Before the “opt-in” clause of the campus carry bill was deemed unconstitutional on Jan. 23., Georgia State professors expressed their concerns about the possibility of college presidents being given the power to allow concealed weapons on campus.
“I think it says a lot about the legislature’s attitude toward education. Their main order of business is not anything that funds, programs, assists students, or facilitates research, but rather enables people on college campuses to carry weapons,” Dr. Jonathan Herman from the Religious Studies Department at Georgia State said.
The argument against guns on campus is not limited to Georgia State. The University of Toledo in Ohio conducted a study in 2013 that focused on faculty opinions toward this topic.
“Nine out of 10 faculty members think that it’s a very bad idea to have concealed weapons carried on campus, and they feel that it would not make it a safer environment,” co-author James H. Price said in an interview with The Columbus Dispatch.

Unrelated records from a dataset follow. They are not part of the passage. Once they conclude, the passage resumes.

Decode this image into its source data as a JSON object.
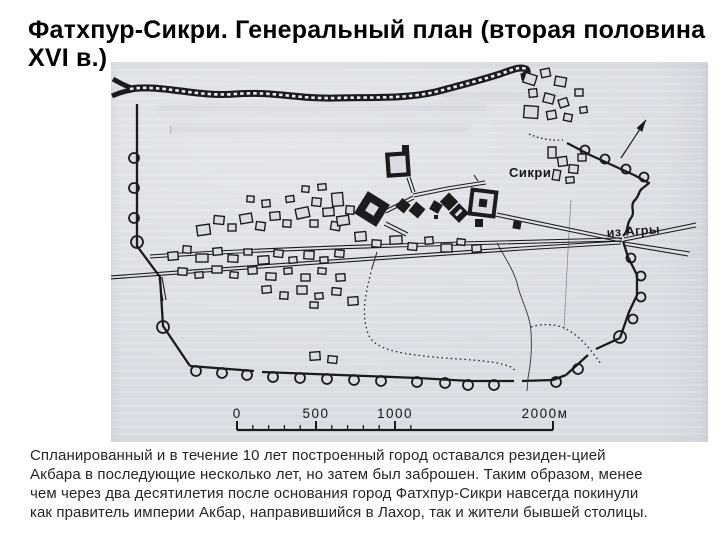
{
  "title": {
    "lines": [
      "Фатхпур-Сикри. Генеральный план (вторая половина",
      "XVI в.)"
    ]
  },
  "map": {
    "labels": {
      "sikri": "Сикри",
      "from_agra": "из Агры"
    },
    "scale_bar": {
      "labels": [
        "0",
        "500",
        "1000",
        "2000м"
      ]
    },
    "colors": {
      "paper": "#d9dce2",
      "ink": "#1c1c1e"
    }
  },
  "caption": {
    "lines": [
      "Спланированный и в течение 10 лет построенный город оставался резиден-цией",
      "Акбара в последующие несколько лет, но затем был заброшен. Таким образом, менее",
      "чем через два десятилетия после основания город Фатхпур-Сикри навсегда покинули",
      "как правитель империи Акбар, направившийся в Лахор, так и жители бывшей столицы."
    ]
  }
}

Visiting professor Sally Allen agreed that this kind of law would only complicate matters on campus.
“I do not support the campus carry law. I simply think this does not make sense from a risk/reward standpoint, and as student populations continue to swell, here at GSU and at colleges statewide, the process of effectively screening gun carriers would become more and more untenable,” Allen said.
Professor Galen Olmsted, an adjunct professor for Georgia State’s Ernest G. Welch College of Art and Design does not consider the idea of guns on campus a reasonable one.
“My position on guns being legal on campus: an enthusiastic no. Hell no,” Olmsted said. “All our common sense justifications, self-defense being an example par excellence, for copious amounts of firearms in American households, campuses, etc., crumble when confronted with statistical fact.”
One Georgia State professor did more than just share his opinion on this piece of legislation.
Dr. Stephen Clay Anthony, a political science professor, is a member of the American Association of University Professors.
Along with the AAUP, Dr. Anthony has worked to keep the exception of college campuses in the bill.
“Everything that could be said has been said, testified and given in a committee and within the debates on the bill last year. They have all the information. It’s just going to be a matter of whether they hear what we’ve said or ignore us,” he said. “We are hopeful that a compromise will get worked out.”
Despite the fact that some members of Georgia’s legislature fought for the provision, it remains illegal for Georgia State students and faculty members to possess concealed weapons on campus.